The company, did, however, do much better in building essential infrastructure. It launched its own internally owned logistics vehicle – Konga Express – to overcome the thorny challenge of last mile deliveries, while also securing a license from the Central Bank of Nigeria (CBN) to float its own mobile money wallet known today as KongaPay. This is in addition to pioneering the marketplace structure known back then as the Konga Mall – a first in the African e-commerce market and beyond and which was later replicated by other local and international players. Konga also stood out for its investment in warehousing structures which helped it retain huge inventory.

Successive fund raises from perennial investors Swedish-based AB-Kinnevik and South African-headquartered Naspers, however, failed to save the company from almost running aground before its current owners, the Zinox Group, stepped in.

In assessing where both latter-day e-commerce pioneers went wrong in their strategies, it is easy to cite the absence of a core understanding of the local dynamics, an almost foolhardy ignorance of the complex interplay that defines the Nigerian market. Although I am not a Nigerian, I have spent enough years in the country to be able to identify the Nigerian market as a tricky customer. You need foresight, guts, experience borne out of years of navigating policy somersaults, keen awareness of the infrastructural deficiencies and influence of state actors, as well as other peculiarities that shape this market in order to make a success of e-commerce in Nigeria.
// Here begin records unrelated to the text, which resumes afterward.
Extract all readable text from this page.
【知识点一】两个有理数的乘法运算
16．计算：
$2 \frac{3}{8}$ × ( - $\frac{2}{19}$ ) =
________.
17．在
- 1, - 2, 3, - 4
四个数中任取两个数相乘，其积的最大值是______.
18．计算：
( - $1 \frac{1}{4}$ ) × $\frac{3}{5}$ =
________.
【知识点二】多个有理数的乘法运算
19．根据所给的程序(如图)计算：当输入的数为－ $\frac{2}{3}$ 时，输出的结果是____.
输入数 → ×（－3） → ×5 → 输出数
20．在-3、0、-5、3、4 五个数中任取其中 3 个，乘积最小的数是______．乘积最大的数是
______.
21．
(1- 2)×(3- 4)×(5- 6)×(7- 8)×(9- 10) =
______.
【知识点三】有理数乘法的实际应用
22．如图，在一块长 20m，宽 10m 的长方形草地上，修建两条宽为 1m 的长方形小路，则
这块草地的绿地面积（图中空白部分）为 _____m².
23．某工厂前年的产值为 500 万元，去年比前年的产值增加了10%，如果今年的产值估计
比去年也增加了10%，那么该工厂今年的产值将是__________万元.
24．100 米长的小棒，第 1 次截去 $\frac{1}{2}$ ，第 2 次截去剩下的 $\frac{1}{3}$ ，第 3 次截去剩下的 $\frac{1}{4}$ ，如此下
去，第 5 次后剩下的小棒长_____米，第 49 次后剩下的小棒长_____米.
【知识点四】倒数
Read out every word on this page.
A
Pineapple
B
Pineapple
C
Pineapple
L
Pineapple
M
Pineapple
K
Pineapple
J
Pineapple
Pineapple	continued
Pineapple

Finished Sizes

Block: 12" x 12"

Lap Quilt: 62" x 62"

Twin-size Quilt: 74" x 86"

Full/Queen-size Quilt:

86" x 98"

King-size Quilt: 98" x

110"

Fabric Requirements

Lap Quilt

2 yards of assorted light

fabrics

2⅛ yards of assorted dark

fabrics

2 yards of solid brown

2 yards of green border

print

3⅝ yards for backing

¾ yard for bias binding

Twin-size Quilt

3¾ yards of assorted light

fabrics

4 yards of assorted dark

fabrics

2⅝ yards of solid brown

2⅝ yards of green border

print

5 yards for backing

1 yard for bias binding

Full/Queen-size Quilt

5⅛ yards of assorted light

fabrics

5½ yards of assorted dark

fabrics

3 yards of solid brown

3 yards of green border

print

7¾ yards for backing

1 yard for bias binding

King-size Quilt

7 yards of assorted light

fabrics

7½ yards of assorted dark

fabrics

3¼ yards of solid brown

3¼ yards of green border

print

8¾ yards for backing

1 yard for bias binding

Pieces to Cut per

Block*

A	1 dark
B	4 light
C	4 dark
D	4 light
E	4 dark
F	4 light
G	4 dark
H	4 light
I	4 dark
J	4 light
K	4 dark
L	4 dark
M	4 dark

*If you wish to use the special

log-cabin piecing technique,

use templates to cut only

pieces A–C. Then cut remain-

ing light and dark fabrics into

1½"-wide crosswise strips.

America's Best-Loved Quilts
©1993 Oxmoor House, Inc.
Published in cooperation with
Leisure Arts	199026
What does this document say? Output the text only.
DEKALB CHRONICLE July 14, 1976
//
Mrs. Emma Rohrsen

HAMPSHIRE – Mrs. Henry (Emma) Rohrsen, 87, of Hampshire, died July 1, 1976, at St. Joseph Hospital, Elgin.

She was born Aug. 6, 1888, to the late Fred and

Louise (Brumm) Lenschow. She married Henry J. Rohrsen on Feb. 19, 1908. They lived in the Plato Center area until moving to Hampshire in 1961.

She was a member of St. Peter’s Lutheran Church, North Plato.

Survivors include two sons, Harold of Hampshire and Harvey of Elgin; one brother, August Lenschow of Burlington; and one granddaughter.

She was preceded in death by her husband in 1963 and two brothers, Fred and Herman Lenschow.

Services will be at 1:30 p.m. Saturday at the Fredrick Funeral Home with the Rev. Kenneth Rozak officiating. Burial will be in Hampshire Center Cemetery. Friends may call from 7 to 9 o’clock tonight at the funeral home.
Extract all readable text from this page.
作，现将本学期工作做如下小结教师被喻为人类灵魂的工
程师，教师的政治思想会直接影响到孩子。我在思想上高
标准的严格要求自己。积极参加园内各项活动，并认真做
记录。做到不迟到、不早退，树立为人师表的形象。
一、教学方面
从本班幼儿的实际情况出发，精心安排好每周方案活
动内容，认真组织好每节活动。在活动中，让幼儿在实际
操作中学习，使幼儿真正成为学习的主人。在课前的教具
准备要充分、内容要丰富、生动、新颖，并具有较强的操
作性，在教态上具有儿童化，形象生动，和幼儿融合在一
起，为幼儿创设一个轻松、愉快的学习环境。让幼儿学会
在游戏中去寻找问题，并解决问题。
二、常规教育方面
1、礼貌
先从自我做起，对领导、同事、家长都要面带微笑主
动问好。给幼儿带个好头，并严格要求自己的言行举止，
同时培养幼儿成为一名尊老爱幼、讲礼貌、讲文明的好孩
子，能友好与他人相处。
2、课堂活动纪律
I think the Zinox Group’s experience of the Nigerian market and Konga’s strategies in investing in sustainable assets in Africa like warehouses, delivery trucks and more, instead of pouring all her money into marketing shows a commendable understanding of this tough market. It also shows that the new owners of Konga want to be in business for a long time and this could be why they have not yet hit the market to raise money.

Perhaps, that is why it hardly came as a surprise when Konga, which was almost comatose and on the verge of exiting the market at its point of acquisition, is today and under new ownership, the first e-commerce firm to achieve profitability in Africa.

The lesson for aspiring entrepreneurs in Africa here is simple.

Copying the strategies that made Jumia and Konga popular may seem like an easy deal but it may not be sustainable in the long run. Hype is good and necessary. However, it is very important to thoroughly understand your market, while situating your strategies within the context or existential realities of the society and not just relying on importing foreign concepts or business school models. In the same vein, you must put in the hard work to fill the content or deficiency gaps, while also making efforts to own your own infrastructure, especially considering the country’s challenges in this area.

Prof. Evans Stevenson, a Kenyan-born e-commerce researcher, writes from Abuja.